Author response: Very interesting, fundamental questions, indeed. In response, we expanded the discussion of these and other aspects of evolution of CASS. The specific preponderance of CASS in thermophiles, noticed already in the 2002 paper, when we thought that this was a thermophile-specific repair system, remains a mystery. Whatever the nature of this association, it seems likely that CASS is ancestral in thermophiles (at least in hyperthermophiles).
- Could we imagine that multiples promoters exist, both sense and antisense, which would activate the transcription of CRISPR, generating even more RNAi(cf.p 24)?
Author response: In principle, existence of multiple promoters cannot be ruled out. However, the leader sequence seems to be the only natural candidate for the promoter function. The rest of the CRISPR cassette is homogeneous (repetitive), so it is unclear where an alternative promoter would be located. Further, in the two archaeal systems that have been studied experimentally (Archaeoglobus and Sulfolobus) all transcription of CRISPR loci appear to be unidirectional.
-Finally, it might be challenging, though interesting to test in vitro on bacterial cultures if, as proposed by the authors, the presence of CRISP and CASS, has really an impact on the fitness of prokaryotes in presence of viruses.
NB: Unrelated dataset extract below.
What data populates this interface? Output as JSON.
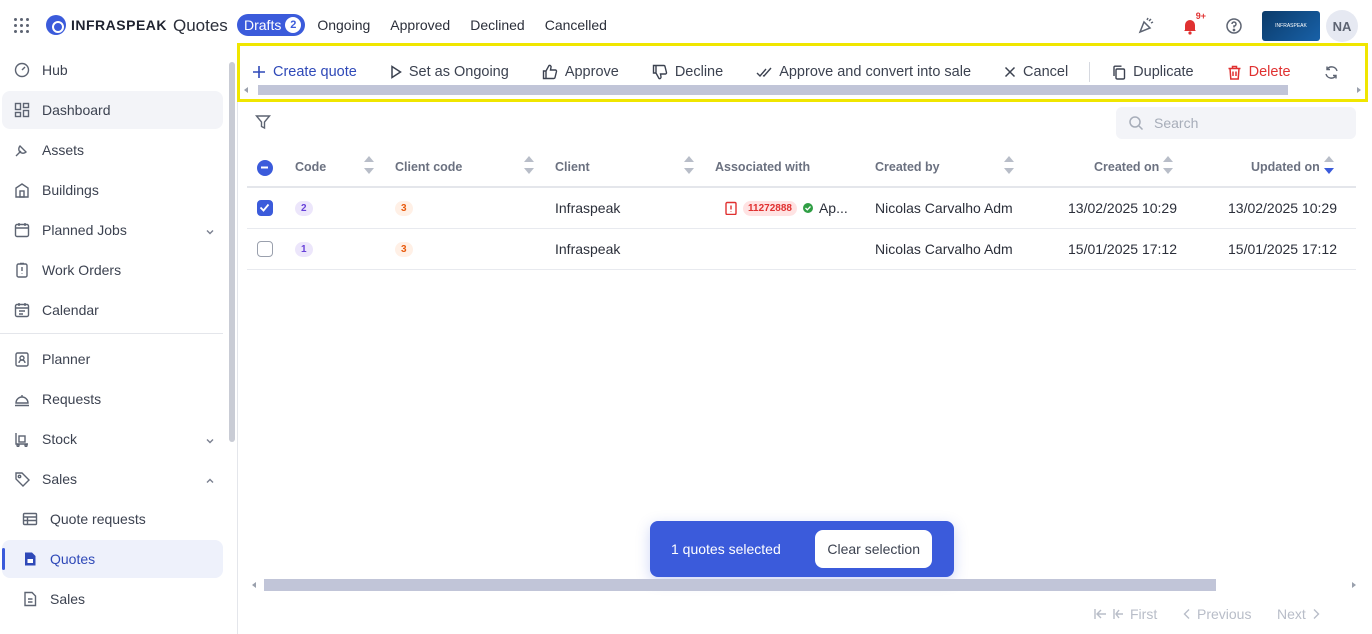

Author response: We certainly hope that the computational analyses and predictions described in this paper stimulate a lot of experimentation aimed at elucidation of the biological functions of CASS and roles of its individual components.
We greatly appreciate these insightful and stimulating comments.
Minor comments/questions:
On page 7: «functionally analogous» is redundant.
Author response: We see the point but do not really agree. The word "functionally" seems to add clarity.
On page 8: the sentence «the distribution of COG1518 and, by implication, CASS among prokaryotic lineages...» is too «bold» for me: even if the conclusion is correct, I am not sure one can generalize as suggested here from the case of one protein only.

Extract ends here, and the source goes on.